West Coast Editor
Memory Pharmaceuticals Corp. said F. Hoffmann La-Roche Ltd. has decided to quit developing on its own a pair of phosphodiesterase-4 inhibitors that were part of an ongoing deal begun several years ago.
Falling $1.32 cents, Memory's stock (NASDAQ:MEMY) closed Friday at $2.72, down 32.7%.
"The important thing is that both companies are sitting down to determine the best way forward with those [compounds]," said Tony Scullion, president and CEO of Montvale, N.J.-based Memory. "Both parties are keen to evaluate the next steps."
The two compounds are MEM 1414 for Alzheimer's disease and MEM 1917 for depression, neither of which has gone past Phase I.
"In a big company, there are many different factors and reasons" to make such decisions as Roche made, said Scullion, previously head of global business development for Glaxo Wellcome plc, of London, now GlaxoSmithKline.
"I won't talk about the specific [licensing] deal," he told BioWorld Today, but noted that the willingness by Basel, Switzerland-based Roche to help figure out what to do with the compounds "reflects the good nature of the collaboration."
Roche and Memory are still working on PDE4 inhibitor backup compounds under the deal that began in 2002, Scullion noted. Roche got a worldwide, exclusive license to any product candidate from Memory's PDE4 inhibitor program. Under an extension of the agreement made last summer, Roche had committed to at least 18 months of funding for Memory's PDE4 research, in the amount of $5.3 million. (See BioWorld Today, July 31, 2002.)
In its 2004 annual report, Memory said that Roche had paid $45.4 million so far in two separate deals that included the two PDE4 compounds and certain nicotinic alpha-7 partial agonists, including MEM 3454 and MEM 63908.
The former compound is at the Phase I stage for schizophrenia and might be useful against Alzheimer's disease. Also for Alzheimer's is MEM 63908, still in preclinical study.

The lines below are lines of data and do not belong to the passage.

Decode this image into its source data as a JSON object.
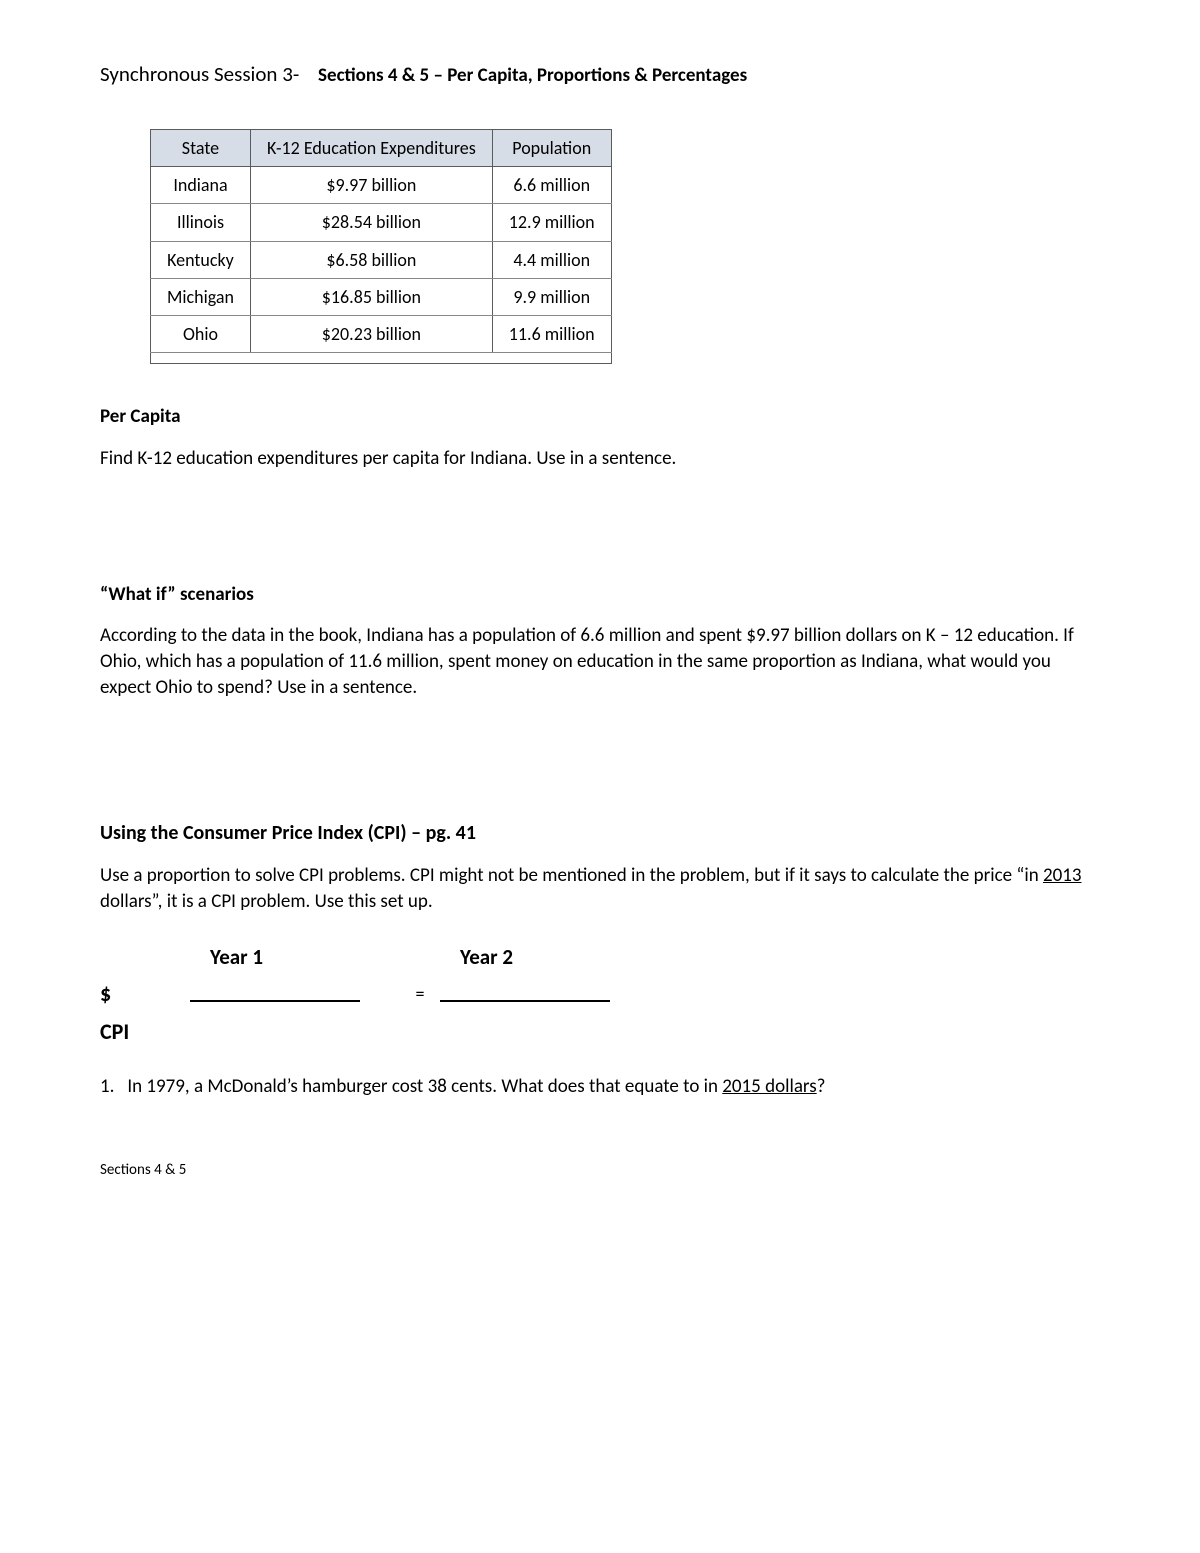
{
  "title": {
    "main": "Synchronous Session 3-",
    "sub": "Sections 4 & 5 – Per Capita, Proportions & Percentages"
  },
  "table": {
    "headers": [
      "State",
      "K-12 Education Expenditures",
      "Population"
    ],
    "header_bg": "#d6dde7",
    "border_color": "#5b5b5b",
    "rows": [
      [
        "Indiana",
        "$9.97 billion",
        "6.6 million"
      ],
      [
        "Illinois",
        "$28.54 billion",
        "12.9 million"
      ],
      [
        "Kentucky",
        "$6.58 billion",
        "4.4 million"
      ],
      [
        "Michigan",
        "$16.85 billion",
        "9.9 million"
      ],
      [
        "Ohio",
        "$20.23 billion",
        "11.6 million"
      ]
    ]
  },
  "sections": {
    "percapita_head": "Per Capita",
    "percapita_text": "Find K-12 education expenditures per capita for Indiana.  Use in a sentence.",
    "whatif_head": "“What if” scenarios",
    "whatif_text": "According to the data in the book, Indiana has a population of 6.6 million and spent $9.97 billion dollars on K – 12 education. If Ohio, which has a population of 11.6 million, spent money on education in the same proportion as Indiana, what would you expect Ohio to spend?  Use in a sentence.",
    "cpi_head": "Using the Consumer Price Index (CPI) – pg. 41",
    "cpi_text_1": "Use a proportion to solve CPI problems.  CPI might not be mentioned in the problem, but if it says to calculate the price “in ",
    "cpi_text_ul": "2013",
    "cpi_text_2": " dollars”, it is a CPI problem.  Use this set up."
  },
  "cpi_grid": {
    "year1": "Year 1",
    "year2": "Year 2",
    "row_money": "$",
    "row_cpi": "CPI",
    "eq": "="
  },
  "question": {
    "num": "1.",
    "text_1": "In 1979, a McDonald’s hamburger cost 38 cents.  What does that equate to in ",
    "text_ul": "2015 dollars",
    "text_2": "?"
  },
  "footer": "Sections 4 & 5"
}
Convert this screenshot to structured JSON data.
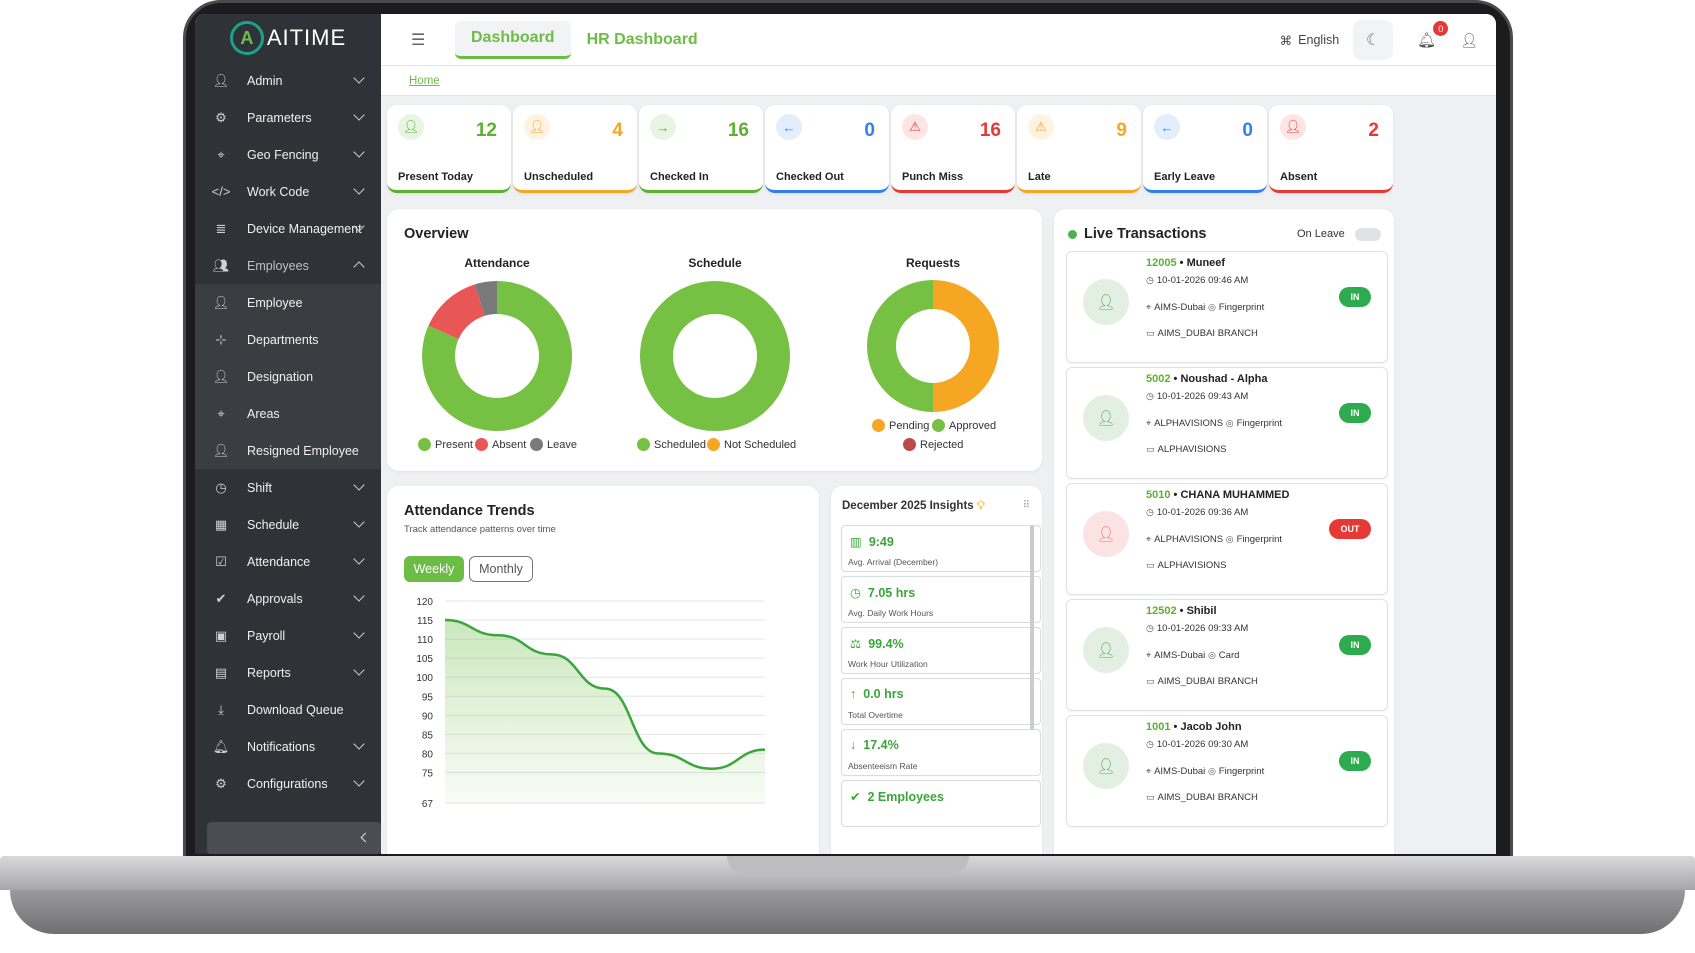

"The first deal we struck with Roche is the PDE4 deal, which is a full program," Scullion explained. "All of that continues, because we extended the initial two-year collaboration for a further two years in the third quarter of last year."
In the third quarter of 2003, the second target collaboration with Roche began - an option agreement involving "a full program of leads and backups based on chemistries against this nicotinic alpha-7 target. The big difference is that we lead development through Phase IIa. In the first deal we did, in 2002, Roche leads from Phase I onward."
In the second program, while Roche has an option for worldwide rights to further develop and commercialize products, Memory got co-promotion rights. (See BioWorld Today, Sept. 19, 2003.)
Also in development by Memory and unpartnered is MEM 1003, a neuronal L-type calcium channel modulator for Alzheimer's disease. The firm is conducting a safety and tolerability study under an investigational new drug application, with results to be used in the design of a Phase IIa trial, expected to start in the first half of this year.
Memory is exploring a collaboration for MEM 1003, which also might be tested against vascular dementia and mild cognitive impairment, and for its PDE10A inhibitor program.
The PDE10A enzyme, present at high levels in neurons in areas of the brain closely associated with disorders such as schizophrenia, Parkinson's disease and obsessive-compulsive disorder, degrades the intracellular signaling molecules cAMP and cGMP.
Memory has identified two chemical series of compounds that have proven effective in the selective inhibition of PDE10A, with activity in several animal models of schizophrenia. The search for drug candidates is under way.
Meanwhile, Memory said in the annual report that existing cash and cash equivalents, and marketable securities - about $41.1 million - together with payments for research and development services to be made by Roche under the 2002 and 2003 deals, should be sufficient to fund operations through the first quarter of next year.
"None of those financials has changed," Scullion said.